D’autres solutions permettent de financer des murs pro sans passer par une banque:

1) Emission de sukuk privés pour lever les fonds auprès d’investisseurs

Une PME peut financer l’acquisition de ses murs professionnels via l’émission de sukuk privés. Le droit français le permet: depuis 2011, la fiscalité des sukuk est alignée sur celle des obligations, et depuis 2018, il est possible d'émettre jusqu'à 8 millions € sans prospectus AMF (sous conditions). Les sukuk d’investissement peuvent être considérés, à des fins fiscales, comme des obligations ou des titres de créance négociables, selon leur forme juridique et leur échéance. Les revenus versés aux détenteurs de sukuk sont traités, toujours à des fins fiscales, comme des intérêts dans les conditions prévues par le droit commun. Ces lignes directrices s'appliquent aux émetteurs comme aux détenteurs, qu’ils soient résidents ou non-résidents. Les émissions de sukuk peuvent être structurés de différentes manières. Quelques exemples ci-dessous:

Sukuk Ijara: le rendement procuré aux investisseurs provient de paiements de loyers

Sukuk Wakala ou Mudaraba: le rendement procuré aux investisseurs est indexé sur la performance de la PME ou d’un actif identifié

Sukuk Murabaha: le rendement procuré aux investisseurs provient de la marge réalisée sur la vente du bien

Sukuk Manfa’a: le rendement procuré aux investisseurs provient de l’exploitation d’un usufruit

2) Négociation d’un délai de paiement auprès du vendeur (crédit-vendeur)

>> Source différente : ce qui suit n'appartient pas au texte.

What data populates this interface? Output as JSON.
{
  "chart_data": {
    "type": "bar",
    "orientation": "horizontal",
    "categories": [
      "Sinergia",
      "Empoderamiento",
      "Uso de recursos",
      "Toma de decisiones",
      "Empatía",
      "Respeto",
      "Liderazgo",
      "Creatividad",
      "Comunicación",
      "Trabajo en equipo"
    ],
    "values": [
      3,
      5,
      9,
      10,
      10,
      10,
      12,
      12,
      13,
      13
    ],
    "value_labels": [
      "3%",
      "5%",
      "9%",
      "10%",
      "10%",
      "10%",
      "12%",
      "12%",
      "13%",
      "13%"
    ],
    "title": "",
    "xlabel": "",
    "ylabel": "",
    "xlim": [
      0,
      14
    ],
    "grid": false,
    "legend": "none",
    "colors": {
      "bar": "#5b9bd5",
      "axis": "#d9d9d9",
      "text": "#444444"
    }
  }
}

Dans un crédit-vendeur, le cédant accepte que l’acquéreur règle le prix du bien de manière différée, selon un calendrier convenu. Tout comme avec la murabaha bancaire, le transfert de propriété intervient dès la signature, mais le paiement s’échelonne dans le temps. Le crédit-vendeur immobilier constitue une alternative économique à la murabaha bancaire, permettant de se passer de l’intermédiaire. En effet, la murabaha bancaire repose sur deux ventes successives: la banque achète le bien, puis le revend à l’acquéreur, ce qui engendre des frais et de la complexité. Dans le crédit-vendeur, une seule vente intervient, et le financement provient directement du cédant, non d’un intermédiaire bancaire. Cette formule présente plusieurs avantages : elle est simple, souple, et ne fait intervenir que le vendeur et l’acquéreur du bien. La difficulté réside dans la capacité du vendeur à différer ses revenus. Trouver un vendeur capable d’accepter de se faire payer en plusieurs échéances n’est pas chose facile, d’autant plus lorsqu’il faut inclure des clauses supplémentaires pour rendre l’opération conforme à la shari'ah (pas de pénalités de retard au profit du vendeur).